We can always reach the referenced object with the method get(). In case of Weak and Soft, get will return the actual object if still active, that is if it is reachable by other objects. In case the object has been collected, get() will return null.

This opens a possible problem if someone manage to “resurrect” the object using the reference get() during the finalization. For this reason Phantom always return null in the get(), regardless if the object is still active or not. In this way we can pass a PhantomReference to another object without risking that it will store a new hard reference to it.

The other parameter in the constructor is the ReferenceQueue. To understand why is important we have to consider how do we know when the referenced object is finalised.

For Soft and Weak references we can check the get() method, but it would be very time consuming if we have a big list of references. Moreover for Phantom we cannot use it at all.

For this reason, if we pass a queue in the constructor of the reference, we will get a notification when the referenced object expired. In my simple example I poll the queue after the deallocation:

private static int removeRefs(ReferenceQueue queue, Set<Reference<HeavyList>> references) {
int removed = 0;
while (true){
Reference r = queue.poll();
if (r == null)
return removed;

If queue.poll() returns null then the queue is empty. A less naive approach is to create a separate thread and call queue.remove() which will block until there is something to remove.

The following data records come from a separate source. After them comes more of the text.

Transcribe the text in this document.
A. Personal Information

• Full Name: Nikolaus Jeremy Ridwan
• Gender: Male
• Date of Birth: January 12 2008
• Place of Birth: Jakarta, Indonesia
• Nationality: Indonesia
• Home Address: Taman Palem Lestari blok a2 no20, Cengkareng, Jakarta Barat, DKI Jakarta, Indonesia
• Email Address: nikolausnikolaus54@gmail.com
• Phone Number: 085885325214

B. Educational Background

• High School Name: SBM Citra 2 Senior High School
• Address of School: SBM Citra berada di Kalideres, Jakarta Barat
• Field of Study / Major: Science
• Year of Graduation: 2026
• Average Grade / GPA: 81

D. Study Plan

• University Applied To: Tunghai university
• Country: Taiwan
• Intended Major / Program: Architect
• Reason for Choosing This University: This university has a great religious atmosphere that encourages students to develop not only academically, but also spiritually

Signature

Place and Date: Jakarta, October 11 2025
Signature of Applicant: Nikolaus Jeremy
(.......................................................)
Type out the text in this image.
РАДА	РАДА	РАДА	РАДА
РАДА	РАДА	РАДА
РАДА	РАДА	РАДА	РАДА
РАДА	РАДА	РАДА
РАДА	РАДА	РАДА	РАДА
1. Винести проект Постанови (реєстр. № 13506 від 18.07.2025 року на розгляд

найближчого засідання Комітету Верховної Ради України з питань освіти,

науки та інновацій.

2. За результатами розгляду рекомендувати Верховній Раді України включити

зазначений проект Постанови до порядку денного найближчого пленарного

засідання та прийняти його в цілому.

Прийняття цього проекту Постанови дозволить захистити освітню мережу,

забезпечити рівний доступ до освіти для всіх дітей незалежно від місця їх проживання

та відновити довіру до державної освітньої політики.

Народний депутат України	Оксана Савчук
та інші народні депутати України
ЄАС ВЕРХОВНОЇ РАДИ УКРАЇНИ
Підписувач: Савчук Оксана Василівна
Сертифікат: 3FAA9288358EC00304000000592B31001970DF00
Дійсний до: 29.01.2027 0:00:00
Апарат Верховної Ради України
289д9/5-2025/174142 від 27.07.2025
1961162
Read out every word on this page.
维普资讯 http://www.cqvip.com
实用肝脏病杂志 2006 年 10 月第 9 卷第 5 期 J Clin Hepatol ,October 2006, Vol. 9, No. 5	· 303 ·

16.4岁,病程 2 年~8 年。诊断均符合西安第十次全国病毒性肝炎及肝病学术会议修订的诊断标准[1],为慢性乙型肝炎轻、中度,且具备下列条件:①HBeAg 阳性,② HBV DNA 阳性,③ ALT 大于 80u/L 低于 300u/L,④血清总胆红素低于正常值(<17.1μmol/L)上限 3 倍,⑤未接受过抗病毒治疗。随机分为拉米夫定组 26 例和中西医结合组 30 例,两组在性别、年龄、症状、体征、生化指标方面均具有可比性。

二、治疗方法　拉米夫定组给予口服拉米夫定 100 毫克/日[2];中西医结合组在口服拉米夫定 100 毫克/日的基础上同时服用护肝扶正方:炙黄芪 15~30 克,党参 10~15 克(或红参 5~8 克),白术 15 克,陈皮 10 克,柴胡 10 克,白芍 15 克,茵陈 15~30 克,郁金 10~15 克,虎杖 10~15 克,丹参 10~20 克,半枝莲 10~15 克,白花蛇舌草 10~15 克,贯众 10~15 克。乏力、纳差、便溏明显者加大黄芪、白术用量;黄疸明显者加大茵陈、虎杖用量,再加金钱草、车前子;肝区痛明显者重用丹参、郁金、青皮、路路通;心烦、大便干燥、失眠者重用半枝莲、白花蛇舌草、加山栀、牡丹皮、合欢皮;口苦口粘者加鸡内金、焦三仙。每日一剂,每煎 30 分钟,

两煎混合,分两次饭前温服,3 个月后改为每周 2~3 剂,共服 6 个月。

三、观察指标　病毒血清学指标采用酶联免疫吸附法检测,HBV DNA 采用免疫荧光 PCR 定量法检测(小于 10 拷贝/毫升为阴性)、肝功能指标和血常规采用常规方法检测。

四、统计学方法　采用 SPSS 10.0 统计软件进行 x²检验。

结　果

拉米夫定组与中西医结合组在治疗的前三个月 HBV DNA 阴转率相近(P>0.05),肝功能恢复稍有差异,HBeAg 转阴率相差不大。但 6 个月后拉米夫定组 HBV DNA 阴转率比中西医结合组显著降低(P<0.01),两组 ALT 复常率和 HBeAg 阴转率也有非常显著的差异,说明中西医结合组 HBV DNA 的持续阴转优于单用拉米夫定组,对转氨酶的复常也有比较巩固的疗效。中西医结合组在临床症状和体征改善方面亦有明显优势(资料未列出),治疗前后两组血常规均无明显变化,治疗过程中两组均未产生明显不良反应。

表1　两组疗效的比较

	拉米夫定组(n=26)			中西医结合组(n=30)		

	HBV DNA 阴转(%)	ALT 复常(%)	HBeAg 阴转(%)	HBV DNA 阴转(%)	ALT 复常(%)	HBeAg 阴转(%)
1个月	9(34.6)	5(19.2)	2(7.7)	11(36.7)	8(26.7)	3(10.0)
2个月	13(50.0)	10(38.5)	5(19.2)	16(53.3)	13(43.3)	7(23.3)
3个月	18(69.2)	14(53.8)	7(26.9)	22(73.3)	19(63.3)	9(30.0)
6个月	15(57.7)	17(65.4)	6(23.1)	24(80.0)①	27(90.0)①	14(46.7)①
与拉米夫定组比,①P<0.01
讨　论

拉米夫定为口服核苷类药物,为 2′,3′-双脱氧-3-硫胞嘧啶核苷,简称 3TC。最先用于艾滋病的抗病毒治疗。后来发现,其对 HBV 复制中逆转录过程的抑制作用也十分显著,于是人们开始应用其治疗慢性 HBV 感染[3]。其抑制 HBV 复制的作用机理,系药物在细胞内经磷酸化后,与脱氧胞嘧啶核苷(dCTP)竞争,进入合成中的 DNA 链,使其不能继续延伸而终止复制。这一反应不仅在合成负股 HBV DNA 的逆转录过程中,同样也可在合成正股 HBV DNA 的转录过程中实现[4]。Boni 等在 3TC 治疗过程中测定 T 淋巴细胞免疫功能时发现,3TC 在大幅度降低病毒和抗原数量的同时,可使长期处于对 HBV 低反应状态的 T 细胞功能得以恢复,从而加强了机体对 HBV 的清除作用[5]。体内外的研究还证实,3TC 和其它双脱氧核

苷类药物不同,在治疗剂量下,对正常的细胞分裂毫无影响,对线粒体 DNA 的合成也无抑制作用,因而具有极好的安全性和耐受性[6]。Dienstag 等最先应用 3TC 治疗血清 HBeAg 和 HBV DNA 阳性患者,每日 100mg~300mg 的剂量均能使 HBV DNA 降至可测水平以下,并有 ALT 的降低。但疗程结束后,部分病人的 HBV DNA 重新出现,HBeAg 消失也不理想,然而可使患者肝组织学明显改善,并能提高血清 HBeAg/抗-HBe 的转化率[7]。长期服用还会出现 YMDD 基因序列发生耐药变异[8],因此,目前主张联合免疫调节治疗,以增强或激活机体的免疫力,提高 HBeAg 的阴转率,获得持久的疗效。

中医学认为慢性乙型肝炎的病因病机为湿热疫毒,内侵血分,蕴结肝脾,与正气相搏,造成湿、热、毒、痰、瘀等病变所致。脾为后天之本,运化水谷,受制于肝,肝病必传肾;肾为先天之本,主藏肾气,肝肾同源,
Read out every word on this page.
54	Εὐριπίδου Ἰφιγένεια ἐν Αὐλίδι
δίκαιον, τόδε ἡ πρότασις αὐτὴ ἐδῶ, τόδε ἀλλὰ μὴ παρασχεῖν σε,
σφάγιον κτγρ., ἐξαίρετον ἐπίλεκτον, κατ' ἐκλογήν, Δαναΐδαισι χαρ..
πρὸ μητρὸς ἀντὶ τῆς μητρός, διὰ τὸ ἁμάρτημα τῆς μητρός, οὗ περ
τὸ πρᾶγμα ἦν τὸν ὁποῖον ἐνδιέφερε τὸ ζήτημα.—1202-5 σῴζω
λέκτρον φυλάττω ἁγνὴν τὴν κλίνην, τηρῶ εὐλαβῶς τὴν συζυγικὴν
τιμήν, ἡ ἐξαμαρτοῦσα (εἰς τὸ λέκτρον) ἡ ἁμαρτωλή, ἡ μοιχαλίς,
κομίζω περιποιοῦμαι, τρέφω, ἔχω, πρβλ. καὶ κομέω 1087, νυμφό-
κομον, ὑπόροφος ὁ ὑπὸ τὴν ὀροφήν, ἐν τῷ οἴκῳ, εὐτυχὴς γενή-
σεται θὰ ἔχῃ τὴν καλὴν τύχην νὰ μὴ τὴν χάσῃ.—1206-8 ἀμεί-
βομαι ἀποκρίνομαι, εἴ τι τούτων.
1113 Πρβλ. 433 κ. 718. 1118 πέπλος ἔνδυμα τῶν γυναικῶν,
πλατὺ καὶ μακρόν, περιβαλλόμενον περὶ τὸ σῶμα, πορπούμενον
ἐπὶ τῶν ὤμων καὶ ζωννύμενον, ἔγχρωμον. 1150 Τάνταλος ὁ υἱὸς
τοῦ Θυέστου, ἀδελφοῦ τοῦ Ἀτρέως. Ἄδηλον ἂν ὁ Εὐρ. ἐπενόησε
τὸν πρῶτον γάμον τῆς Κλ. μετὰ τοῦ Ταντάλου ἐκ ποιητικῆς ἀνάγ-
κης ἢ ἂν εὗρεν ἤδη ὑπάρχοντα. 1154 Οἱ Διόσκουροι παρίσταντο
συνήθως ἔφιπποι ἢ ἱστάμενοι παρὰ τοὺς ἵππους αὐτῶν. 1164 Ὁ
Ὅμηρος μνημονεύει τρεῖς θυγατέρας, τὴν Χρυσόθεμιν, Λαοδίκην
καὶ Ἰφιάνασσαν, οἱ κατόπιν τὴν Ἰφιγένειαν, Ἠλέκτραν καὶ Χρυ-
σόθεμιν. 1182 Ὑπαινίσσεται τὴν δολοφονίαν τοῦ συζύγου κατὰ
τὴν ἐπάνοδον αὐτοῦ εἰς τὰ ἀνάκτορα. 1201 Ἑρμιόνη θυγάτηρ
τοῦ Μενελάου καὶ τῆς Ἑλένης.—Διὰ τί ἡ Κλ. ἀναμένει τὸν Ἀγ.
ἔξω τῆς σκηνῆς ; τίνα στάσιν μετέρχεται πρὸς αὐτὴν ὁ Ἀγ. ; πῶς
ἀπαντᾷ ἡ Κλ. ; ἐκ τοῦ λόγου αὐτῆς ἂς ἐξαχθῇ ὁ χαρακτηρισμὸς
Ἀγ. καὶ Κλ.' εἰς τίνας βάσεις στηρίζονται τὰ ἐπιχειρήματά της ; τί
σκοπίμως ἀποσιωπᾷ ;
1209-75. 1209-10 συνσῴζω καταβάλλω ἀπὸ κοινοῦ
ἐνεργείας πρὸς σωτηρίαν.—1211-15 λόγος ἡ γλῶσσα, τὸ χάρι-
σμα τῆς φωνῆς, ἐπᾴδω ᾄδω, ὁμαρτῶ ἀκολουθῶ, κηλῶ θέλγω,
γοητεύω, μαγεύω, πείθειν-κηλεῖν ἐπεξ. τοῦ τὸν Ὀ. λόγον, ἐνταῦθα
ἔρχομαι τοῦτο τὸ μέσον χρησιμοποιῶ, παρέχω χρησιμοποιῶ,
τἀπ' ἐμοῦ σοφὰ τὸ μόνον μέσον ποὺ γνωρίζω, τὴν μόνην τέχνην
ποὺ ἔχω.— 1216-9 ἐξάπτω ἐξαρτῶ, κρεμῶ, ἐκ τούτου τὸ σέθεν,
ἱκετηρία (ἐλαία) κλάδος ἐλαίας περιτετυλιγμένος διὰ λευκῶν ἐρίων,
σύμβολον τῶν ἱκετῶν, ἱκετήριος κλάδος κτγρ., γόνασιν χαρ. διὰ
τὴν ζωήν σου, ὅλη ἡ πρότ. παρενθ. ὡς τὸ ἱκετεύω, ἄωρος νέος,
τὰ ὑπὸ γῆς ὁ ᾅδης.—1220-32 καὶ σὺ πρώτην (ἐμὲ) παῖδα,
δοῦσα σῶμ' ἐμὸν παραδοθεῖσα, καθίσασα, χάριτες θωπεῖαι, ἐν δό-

Just remember that whilst Weak and Soft references are put in the queue after the object is finalised, Phantom references are put in the queue before. If for any reason you don’t poll the queue, the actual objects referenced by Phantom will not be finalised and you can incur in a OutOfMemory error.

Possible uses

Well, so now that we understand memory references better, what can we use them for?

Java documentation already suggests some uses for the references.

SoftReferences can be used to implement a cache that can grow without risking to crash your application. To do this you need to implement a Map interface in which values are stored wrapped inside a SoftReference. SoftReferences will keep the objects alive until there is memory available on the heap, but it will discard them before a OutOfMemoryError.

If you are interested there is an example in Guava to study. You need to keep in mind that filling almost all of memory can slow down your program so much that a cache hardly matters. It’s easy to verify this just running the program uncommenting the line that create SoftReference.

WeakReferences can be used, for example, to store some information related to an object until the object get finalised. To do this you can implement a Map in which the keys are wrapped in a WeakReference. As soon as GC will reclaim the key object, you can remove the value as well.

Of course it can be done also using some notification mechanism, but using GC will be more robust and efficient. As example you can look at java.util.WeakHashMap but it is not thread-safe.

PhantomReferences can be used to be notified when some object got out of scope to do some cleanup of resources. Remember that the object.finalize() method is not guaranteed to be called at the end of live of an object, so if you need to close files or free resources you can rely on Phantom. Since Phantom don’t have a link to the actual object, a typical pattern is to derive your own Reference type from Phantom and adding some info useful for the final free, for example filename.

@simonebordet suggested me another use for Phantom (or Weak) references: to verify memory leaks. You can look at Jetty LeakDetector class as an example.

Playing around with this small program I also verified that WeakReference are sensibly faster than ShadowReference. In a project I am working on, I added a WeakReference to some critical resources for each request and then I added a monitor info to verify they are actually freed in a reasonable time after the request is expired.

I learned a lot writing this and I hope you this post can be useful to other people as well. Next blog post would continue the analysis of memory allocation and performance comparing Java CMS and G1 Garbage Collectors.